Dicoogle is a new approach regarding medical image file sharing when compared to the previous Dicoogle desktop version [12
]. This new version supports both P2P and client/server usage, and provides a lightweight communication platform based on P2P technology. This PACS is appropriate for small or medium-sized institutions and it can be used in regular clinical workflow, research, or teaching. On other hand, Dicoogle has a search mechanism that can be used in existent repositories to assist in knowledge extraction, a fundamental tool for clinical studies. It can also be installed in parallel with actual institutions PACS, indexing all existent imagiologic information.
With this approach, distinct medical imaging repositories can be viewed as federated PACS. Interoperability with other DICOM-based systems is provided by standard Storage and Query/Retrieve SCP services. Studies can be searched and retrieved from any of the network peers, according to pre-defined access control policies.
Dicoogle conveys several key features regarding new ways of looking into meta-imaging information for retrospective assessments. These may be of relevant usefulness in statistical-oriented management and reporting tasks or wide-scope clinical studies requiring, for example, dose metrics that are now increasingly available in DICOM persistent objects created by the recent models of digital image equipment.
As long as the storage of DICOM files prevails in file-system-oriented archives, our system is able to provide a way to ensure a vendor-independent DIM structure of the whole archive regardless of the particular implementation of the PACS database. This adds up to any particular redundancy policy eventually deployed by the PACS vendor and easily copes with technological migrations whenever and for whatever the motives that may drive the need for deep changes.
Modules and Interface
Dicoogle was developed in Java as an open source platform that can run in distinct operation systems. The engine can be installed as an operating system service since the presentation layer (i.e., the graphical interface) is decoupled from business logic layer (engine).
All Dicoogle functionalities, operational configurations, and security policies can be configured by the user, including:
- DICOM services ports and allowed host connections;
- Index server file location and basic index operations;
- Configuration of index fields: DIM only, all attributes from specific image modality (XA, US, CT, etc.), and all detected textual attributes;
- P2P configurations.
As described, Dicoogle indexing scheme allows searching through traditional DICOM information fields and in any other indexed attribute. For every medical imaging modality, the administrator can define the desired indexed mode: DIM fields, selected fields, and full index. In the user interface, the list of all indexed fields of a specific image is available to help the user formulate each query (Fig. ).

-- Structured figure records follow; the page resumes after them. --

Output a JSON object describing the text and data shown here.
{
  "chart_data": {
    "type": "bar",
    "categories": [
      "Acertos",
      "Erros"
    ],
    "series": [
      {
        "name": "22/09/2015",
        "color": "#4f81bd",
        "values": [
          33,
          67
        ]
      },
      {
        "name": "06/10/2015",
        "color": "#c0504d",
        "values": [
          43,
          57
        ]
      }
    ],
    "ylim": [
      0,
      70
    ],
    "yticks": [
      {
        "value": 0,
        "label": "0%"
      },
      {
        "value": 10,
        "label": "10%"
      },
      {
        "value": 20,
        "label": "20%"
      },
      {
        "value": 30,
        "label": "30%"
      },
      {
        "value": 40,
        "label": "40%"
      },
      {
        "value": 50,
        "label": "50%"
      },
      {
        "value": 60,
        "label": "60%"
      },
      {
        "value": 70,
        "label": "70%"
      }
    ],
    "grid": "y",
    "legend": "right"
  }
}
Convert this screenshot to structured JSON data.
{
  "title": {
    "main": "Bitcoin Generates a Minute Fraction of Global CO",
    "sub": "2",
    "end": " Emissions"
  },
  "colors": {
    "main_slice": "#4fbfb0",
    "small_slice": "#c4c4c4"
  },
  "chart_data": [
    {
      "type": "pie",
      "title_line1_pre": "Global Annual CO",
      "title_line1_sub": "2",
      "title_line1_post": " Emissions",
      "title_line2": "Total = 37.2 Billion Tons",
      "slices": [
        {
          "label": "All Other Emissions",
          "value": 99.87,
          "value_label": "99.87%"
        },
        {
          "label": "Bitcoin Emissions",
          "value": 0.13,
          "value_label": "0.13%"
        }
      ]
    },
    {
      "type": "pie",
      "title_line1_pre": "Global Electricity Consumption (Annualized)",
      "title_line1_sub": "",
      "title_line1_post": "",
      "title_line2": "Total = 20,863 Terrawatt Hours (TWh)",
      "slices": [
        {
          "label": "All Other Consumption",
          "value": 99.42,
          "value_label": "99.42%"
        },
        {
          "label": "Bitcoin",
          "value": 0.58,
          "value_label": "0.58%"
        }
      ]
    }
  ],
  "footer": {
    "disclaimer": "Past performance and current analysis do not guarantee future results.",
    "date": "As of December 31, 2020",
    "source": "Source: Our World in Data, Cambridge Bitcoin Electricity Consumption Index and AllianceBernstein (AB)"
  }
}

Display list of indexed fields
In the search interface (Fig. ), besides the usual PACS searching features, a free text mode is available allowing users to construct interactively their own query. For instance, it is possible to specify each field, boolean operators to refine the query (Modality:CT and ExposureTime:>700), nearby terms (PatientName:“Robert Laurent” ~10), and flexible range (StudyDate:[20030801 TO 20040201]). The query results are displayed in a tree-view following the traditional DIM model: patients, studies, series, and image.
Search window in P2P mode
When Dicoogle is connected in the P2P network, the search can be executed in all peers. If the user wants to retrieve medical imaging data stored in remote peers, the download manager module will provide feedback about operation progress, thus increasing Dicoogle usability in P2P mode. When a download finishes, the image can be opened and manipulated locally.
In order to evaluate Dicoogle performance in peer-to-peer scenarios, we have used a regular operational 100 Mb LAN and four common desktop computers with distinct computational resources to build a heterogeneous PACS group. The slowest computer was a Pentium4, with a 2.6-GHz processor and 512 MB RAM, while the fastest was an Intel Core Duo E8400, with 3.0-GHz CPUs and 4 GB of memory. In each of these peers, 40,000 DICOM files were indexed for the trial.
To measure Dicoogle response times, we generated successive sets of queries whose responses return an increasing number of results (patients and images), between zero and 41,000. These queries were repeated from one single peer up to the four peers. It must be mentioned that the queries over a single peer were performed locally, using Dicoogle desktop mode. In this way, the results not only allow us to evaluate the scalability of the P2P solution but also the performance of the distributed operation mode against the local one.
A total of 3,000 queries were generated, and for each sub-set the mean was calculated. The final results are shown in Figure . The purpose of each experiment was to compare search times and to establish a relationship between the number of results found and the time needed to get results through a query among peers.
Dicoogle query response times
These results show that Dicoogle can be used effectively to search studies in a P2P network. For a query result associated, for instance, with a list of 1,600 images, this represents in our repository a response time that varies between 136 ms (one fast peer) and 750 ms (two peers). In P2P group search, the impact of the querying processing distribution may reduce even more this response time (Fig. ). In this case, the P2P threshold will be the network bandwidth.